His father, Maher Tarabishi, 62, wasn’t there to hold his hand. He was locked up at the Bluebonnet Detention Center in Anson, Texas, about 200 miles away, because immigration officers grabbed him in October while he was literally doing what the government told him to do: showing up for a check-in.
THE DETAILS: Maher is a Jordanian national who’s lived in the United States since 1994. He applied for asylum, was permitted to stay, paid taxes, attended every immigration appointment, and has no criminal record. None of that mattered.
When ICE arrested him, they didn’t just take a man—they ripped away the only person who knew how to keep his severely disabled son alive. Wael had Pompe disease, a condition that causes progressive muscle weakness, organ enlargement, and breathing difficulties. Doctors told the family he wouldn’t live past 10. His father, an electrical engineer, developed an “exhaustive knowledge” of the condition and became his son’s arms, legs, lungs, and voice.
Three weeks after Maher’s detention, Wael was rushed to the emergency room with life-threatening sepsis and pneumonia. On December 24, he was admitted to Methodist Mansfield Medical Center after his feeding tube was displaced, causing his stomach to leak. He never recovered.

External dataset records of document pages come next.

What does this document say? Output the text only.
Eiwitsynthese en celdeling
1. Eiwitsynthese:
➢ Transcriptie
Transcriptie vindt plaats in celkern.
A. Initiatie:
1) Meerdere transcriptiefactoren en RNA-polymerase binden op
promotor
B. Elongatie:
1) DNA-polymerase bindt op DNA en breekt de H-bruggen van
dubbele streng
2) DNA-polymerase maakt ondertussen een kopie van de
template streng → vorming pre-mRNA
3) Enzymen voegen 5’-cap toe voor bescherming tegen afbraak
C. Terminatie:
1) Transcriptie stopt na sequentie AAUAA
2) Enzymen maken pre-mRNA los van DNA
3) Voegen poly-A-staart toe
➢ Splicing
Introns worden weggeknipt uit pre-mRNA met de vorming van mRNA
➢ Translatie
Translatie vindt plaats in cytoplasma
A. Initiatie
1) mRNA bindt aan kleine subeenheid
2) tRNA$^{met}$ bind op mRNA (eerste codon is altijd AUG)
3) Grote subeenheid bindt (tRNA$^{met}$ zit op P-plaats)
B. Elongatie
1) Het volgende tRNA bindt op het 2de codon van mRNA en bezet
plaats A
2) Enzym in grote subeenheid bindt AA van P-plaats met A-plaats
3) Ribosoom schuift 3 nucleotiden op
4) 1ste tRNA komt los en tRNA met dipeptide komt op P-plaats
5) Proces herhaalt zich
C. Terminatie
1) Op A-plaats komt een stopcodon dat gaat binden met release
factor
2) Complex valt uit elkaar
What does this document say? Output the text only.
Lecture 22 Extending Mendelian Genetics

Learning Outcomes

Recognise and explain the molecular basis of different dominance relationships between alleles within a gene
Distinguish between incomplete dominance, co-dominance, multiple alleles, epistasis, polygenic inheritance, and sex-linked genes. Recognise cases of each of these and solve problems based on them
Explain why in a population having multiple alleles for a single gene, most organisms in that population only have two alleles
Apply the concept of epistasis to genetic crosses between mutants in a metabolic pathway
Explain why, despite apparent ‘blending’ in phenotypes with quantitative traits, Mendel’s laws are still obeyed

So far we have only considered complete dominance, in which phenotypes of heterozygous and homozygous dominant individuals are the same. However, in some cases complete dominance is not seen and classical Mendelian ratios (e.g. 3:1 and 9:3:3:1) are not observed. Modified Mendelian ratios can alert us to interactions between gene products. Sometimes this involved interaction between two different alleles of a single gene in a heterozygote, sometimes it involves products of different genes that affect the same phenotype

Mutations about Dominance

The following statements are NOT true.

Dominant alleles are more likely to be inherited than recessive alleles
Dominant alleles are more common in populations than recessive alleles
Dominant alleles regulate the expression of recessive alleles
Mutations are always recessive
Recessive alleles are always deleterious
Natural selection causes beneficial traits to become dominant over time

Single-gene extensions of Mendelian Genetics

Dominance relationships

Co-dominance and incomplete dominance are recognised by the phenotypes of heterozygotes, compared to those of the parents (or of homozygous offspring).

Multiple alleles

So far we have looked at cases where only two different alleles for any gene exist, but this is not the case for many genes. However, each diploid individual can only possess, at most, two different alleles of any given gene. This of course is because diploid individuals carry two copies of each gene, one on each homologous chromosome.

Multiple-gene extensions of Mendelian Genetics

BUT BUT BUT: The Department of Homeland Security claims Maher is a member of the Palestine Liberation Organization—the internationally recognized representative of Palestinians—which his family flatly denies. DHS says his arrest is part of an effort to “restore common sense to our immigration system” and “strengthen national security.”
Common sense. A 62-year-old man with no criminal record who faithfully attended every check-in, whose son needed him to literally breathe, detained indefinitely while that son dies alone. That’s “common sense” in Trump’s America.
WHY IT MATTERS: Before his father was taken, Wael released a statement: “He has never left my side. Without him, I am nothing. Without him, I cannot survive. He is my arms, my legs, my lungs, my voice when I cannot speak.”
He was right. He didn’t survive.
The family is now begging ICE to release Maher so he can attend his son’s funeral—a funeral for the child he spent three decades keeping alive through sheer determination and love.
“It would be beyond inhumane and grotesque for ICE to prevent Maher from attending his son’s funeral after the unspeakable pain and hardship his abduction has brought upon his family,” the family said in a statement, calling it his “human right” to mourn with them.
BOTTOM LINE: This is what immigration enforcement looks like when cruelty is the point. A father who followed every rule, who dedicated his life to keeping his disabled son alive, was snatched away for no discernible public safety reason—and his son paid the ultimate price. Wael Tarabishi’s funeral is Wednesday at 1 p.m. at the Dar El-Eman Islamic Center in Arlington. Whether his father will be allowed to say goodbye remains uncertain.